Deseoso de filmar una película enteramente protagonizada por marionetas, Henson, en compañía de su fiel colaborador Frank Oz, ideó este ambicioso proyecto con el que pretendía regalar una obra cumbre, cargada de mística y filosofía, muy alejada de su habitual comedia infantil. Un pretencioso trabajo en el que poder idear un mundo fantástico, completamente original, planteado para captar la atención de todos los públicos. Para ello, y rodeados de especialistas e ilustradores como Brian Fround, los ilusionados directores invirtieron cinco años de trabajo en la completa elaboración del portentoso diseño de producción que define a la cinta. Un excepcional acabado que asombra por su detallismo y generoso derroche artístico. Ambientada en un remoto universo de fantasía, su temática subyacente es todo un clásico de la cultura: la dualidad entre el bien y el mal en un mismo ser. Una idea simbolizada en las dos razas dominantes del mágico mundo sugerido: la de los malvados Skeksis, y la de sus bondadosos opuestos, los Mystics. Dos criaturas muy diferentes, pero unidas por un vínculo milenario marcado por la ruptura de un misterioso cristal. Una eterna lucha en la que se verá involucrada una agonizante raza inferior de aspecto humanoide, los Gelfling, cuyos últimos representantes, Jen y Kira, jugarán un papel fundamental en el restablecimiento de la paz y el tránsito hacia una nueva era.

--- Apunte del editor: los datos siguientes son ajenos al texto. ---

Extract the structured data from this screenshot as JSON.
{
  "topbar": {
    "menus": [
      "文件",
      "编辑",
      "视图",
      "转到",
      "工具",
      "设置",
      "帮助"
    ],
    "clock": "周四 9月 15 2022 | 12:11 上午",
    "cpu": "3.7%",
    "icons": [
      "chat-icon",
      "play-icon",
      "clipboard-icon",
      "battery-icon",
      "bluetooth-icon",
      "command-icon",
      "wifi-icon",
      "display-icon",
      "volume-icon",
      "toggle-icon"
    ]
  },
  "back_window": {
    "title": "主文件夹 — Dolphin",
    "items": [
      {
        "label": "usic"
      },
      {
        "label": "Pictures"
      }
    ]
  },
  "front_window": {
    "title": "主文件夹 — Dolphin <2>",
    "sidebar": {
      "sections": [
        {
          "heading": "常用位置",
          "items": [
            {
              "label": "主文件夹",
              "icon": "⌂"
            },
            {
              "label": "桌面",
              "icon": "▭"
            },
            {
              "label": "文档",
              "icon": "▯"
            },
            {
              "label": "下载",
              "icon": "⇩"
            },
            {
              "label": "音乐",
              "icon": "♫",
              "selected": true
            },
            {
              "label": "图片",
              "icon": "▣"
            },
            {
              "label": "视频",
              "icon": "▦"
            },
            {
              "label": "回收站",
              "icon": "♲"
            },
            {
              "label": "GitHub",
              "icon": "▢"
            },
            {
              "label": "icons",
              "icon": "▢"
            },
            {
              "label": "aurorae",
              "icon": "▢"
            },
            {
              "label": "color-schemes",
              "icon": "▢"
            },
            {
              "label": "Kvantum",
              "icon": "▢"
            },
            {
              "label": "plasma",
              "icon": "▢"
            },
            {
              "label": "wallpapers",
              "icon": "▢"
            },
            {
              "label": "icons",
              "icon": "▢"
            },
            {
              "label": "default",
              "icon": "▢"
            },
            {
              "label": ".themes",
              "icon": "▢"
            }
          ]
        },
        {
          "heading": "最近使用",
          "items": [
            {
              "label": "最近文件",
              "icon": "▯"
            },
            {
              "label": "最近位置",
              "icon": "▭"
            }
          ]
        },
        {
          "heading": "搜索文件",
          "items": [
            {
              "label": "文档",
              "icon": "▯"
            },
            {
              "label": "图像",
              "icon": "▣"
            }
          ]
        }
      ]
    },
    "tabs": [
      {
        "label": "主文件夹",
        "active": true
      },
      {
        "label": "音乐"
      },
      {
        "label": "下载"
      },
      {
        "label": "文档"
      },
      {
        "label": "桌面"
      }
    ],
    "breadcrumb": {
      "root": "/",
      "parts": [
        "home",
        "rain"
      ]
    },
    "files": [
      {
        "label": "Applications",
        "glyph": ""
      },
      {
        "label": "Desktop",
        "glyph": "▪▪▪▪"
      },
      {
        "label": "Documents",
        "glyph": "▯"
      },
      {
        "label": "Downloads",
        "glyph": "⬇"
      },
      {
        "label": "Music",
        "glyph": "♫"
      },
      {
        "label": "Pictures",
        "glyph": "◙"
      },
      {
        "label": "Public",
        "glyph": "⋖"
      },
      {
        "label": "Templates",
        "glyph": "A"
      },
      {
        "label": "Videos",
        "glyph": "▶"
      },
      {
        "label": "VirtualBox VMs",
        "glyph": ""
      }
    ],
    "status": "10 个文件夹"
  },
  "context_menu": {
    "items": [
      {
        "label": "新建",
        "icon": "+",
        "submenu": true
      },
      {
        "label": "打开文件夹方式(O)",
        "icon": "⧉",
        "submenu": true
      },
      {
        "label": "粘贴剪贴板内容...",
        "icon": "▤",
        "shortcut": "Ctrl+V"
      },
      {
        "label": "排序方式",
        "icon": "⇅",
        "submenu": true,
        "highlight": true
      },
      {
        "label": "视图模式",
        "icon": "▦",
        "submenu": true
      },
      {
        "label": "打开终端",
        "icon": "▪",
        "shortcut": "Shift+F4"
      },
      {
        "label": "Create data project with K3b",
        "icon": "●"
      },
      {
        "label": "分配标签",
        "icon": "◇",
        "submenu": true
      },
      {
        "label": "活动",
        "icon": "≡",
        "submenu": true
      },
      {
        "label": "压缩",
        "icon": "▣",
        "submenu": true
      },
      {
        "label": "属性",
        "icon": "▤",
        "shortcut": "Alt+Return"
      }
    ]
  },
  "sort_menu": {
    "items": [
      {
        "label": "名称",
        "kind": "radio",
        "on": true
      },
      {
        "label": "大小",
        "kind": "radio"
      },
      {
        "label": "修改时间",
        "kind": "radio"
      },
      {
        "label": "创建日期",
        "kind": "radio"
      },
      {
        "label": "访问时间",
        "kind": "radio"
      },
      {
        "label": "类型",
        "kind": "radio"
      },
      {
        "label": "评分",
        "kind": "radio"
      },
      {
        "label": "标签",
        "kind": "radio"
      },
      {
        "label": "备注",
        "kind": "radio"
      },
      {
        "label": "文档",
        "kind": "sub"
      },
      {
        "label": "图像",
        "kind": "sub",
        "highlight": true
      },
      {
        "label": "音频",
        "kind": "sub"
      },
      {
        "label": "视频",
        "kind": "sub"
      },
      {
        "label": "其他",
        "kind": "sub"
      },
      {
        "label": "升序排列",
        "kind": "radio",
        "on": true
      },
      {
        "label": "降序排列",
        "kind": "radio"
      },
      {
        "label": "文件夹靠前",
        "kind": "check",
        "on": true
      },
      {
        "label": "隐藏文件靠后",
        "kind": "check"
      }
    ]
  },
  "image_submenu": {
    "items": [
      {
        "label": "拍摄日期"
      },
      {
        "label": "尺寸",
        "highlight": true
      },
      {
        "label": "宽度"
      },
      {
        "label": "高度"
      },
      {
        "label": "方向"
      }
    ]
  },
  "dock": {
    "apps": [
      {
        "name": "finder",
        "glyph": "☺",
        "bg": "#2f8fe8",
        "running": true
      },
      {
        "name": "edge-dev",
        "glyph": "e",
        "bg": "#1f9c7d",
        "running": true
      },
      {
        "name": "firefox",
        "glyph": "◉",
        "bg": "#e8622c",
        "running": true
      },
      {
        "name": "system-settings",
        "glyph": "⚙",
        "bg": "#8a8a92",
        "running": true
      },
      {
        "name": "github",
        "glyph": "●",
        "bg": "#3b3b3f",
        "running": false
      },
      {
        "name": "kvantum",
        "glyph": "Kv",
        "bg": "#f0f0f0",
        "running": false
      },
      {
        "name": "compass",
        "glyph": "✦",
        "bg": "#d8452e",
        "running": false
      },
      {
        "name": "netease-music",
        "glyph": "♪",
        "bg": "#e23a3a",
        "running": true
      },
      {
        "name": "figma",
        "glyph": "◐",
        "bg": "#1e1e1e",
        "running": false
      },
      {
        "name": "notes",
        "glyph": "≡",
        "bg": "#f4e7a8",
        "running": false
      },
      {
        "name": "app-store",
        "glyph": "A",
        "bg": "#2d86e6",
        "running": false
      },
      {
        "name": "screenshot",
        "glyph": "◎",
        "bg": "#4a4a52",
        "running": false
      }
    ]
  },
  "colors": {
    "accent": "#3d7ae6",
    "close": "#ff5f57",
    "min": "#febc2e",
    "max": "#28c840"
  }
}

Irremediablemente deudora de ciertas influencias, sí que hemos de reconocer el empeño puesto en la búsqueda de la innovación. Así, el esfuerzo de Henson y Oz por elaborar una atmósfera inusitada, se ve recompensado con un resultado eficaz que nos sumerge en la leyenda. Un merecido logro que sólo puede llegar tras un sacrificado trabajo de decoración, experimentación con el diseño de títeres y grandes dosis de talento exprimido durante miles de horas de preproducción. Una arriesgada apuesta visual que, repleta de matices, sugiere antigüedad y asentamiento en pantalla gracias a sus múltiples símbolos geométricos, motivos naturales y riqueza de especies vivientes, a medio camino entre el reino vegetal y animal. En definitiva, toda una pieza de culto que, fotografiada por el reputado Oswald Morris en la que sería su última película, consigue apuntalar el acabado con un oportuno lavado de color que nos sumerge, definitivamente, en el inquietante cuento de hadas pretendido por Jim Henson, para mayor orgullo y legado de este inolvidable soñador.
|
Abierto Hasta el Amanecer
Revisión esporádica en la tele: la bomba!
Charlie y la Fábrica de Chocolate
Revisión espóradica en la tele. Un trabajo infravalorado ...
Immortals
Estilazo!!
Neeson y Wilde, juntos para el guionista de "Crash"
Neeson me encanta y Wilde me pone cada día mas brutote au...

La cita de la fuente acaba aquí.